Your smartphone can't take your car keys away, but it could still help you avoid being pulled over for drunk driving or worse, being in a serious accident. It can do this for the same reason it can tell you how many steps you've taken in a day.
Even better, by detecting changes in the way you walk or move around in real time, your phone can catch intoxication as it sets in, and while you still have time to stop drinking and sober up before getting on the road. It could also serve as an early warning system for alcoholics in treatment and their sponsors.
“We have powerful sensors we carry around with us wherever we go,” researcher, Brian Suffoletto, a member of the Department of Emergency Medicine at Stanford University's School of Medicine, said. “We need to learn how to use them to best serve public health.” Suffoletto conducted the research while at the University of Pittsburgh.Researchers were able to identify when participants' breath alcohol concentration exceeded the legal limit for driving 90 percent of the time.
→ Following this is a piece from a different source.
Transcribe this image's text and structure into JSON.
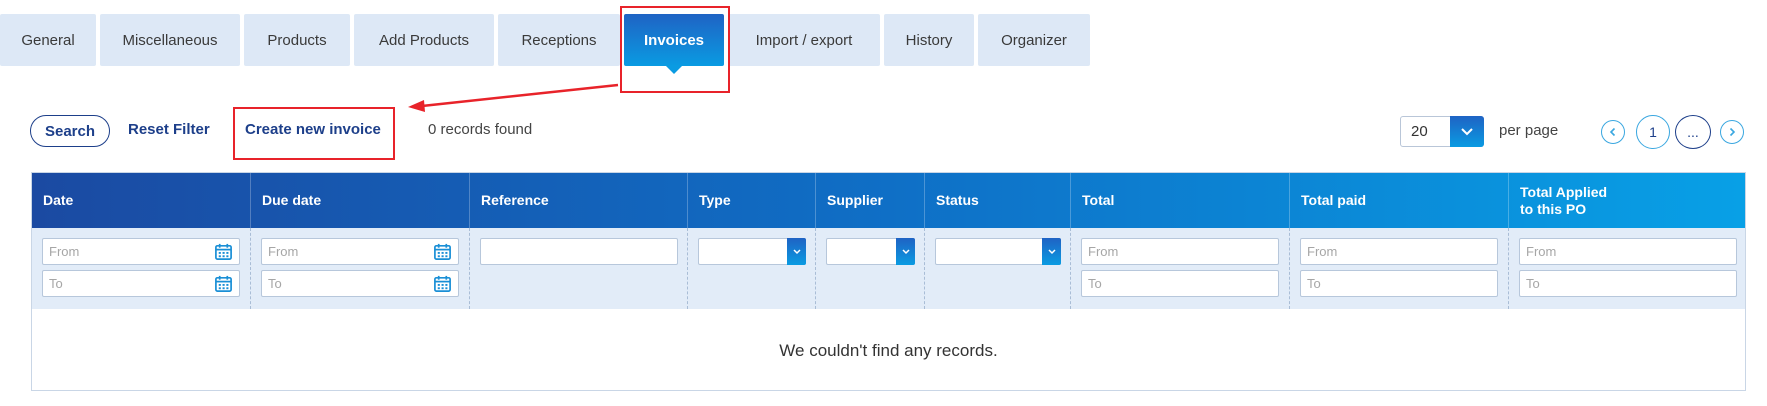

Over the next seven hours, participants had their breath alcohol concentration analyzed every hour and performed a walking task while wearing a smartphone secured to their lower backs with an elastic belt. Participants walked a straight line for 10 steps, turned around and walked back 10 steps.
The smartphones registered acceleration and participants' motion — side to side, up and down, and forward and backward — while the they walked. Just by looking at changes in the way participants walked, researchers were able to identify when their breath alcohol concentration exceeded the legal limit for driving 90 percent of the time.
Suffoletto's interest is not just academic. “I lost a close friend to a drinking and driving crash in college,” he said “And as an emergency physician, I have taken care of scores of adults with injuries related to acute alcohol intoxication.”
This was a proof-of-concept study to show that our smartphones can identify functional impairments common to intoxication. No one carries their cell phone attached to their lower back, so the team plans to study people carrying phones in their hands and in their pockets in the future.
The study is published in the Journal of Studies on Alcohol and Drugs.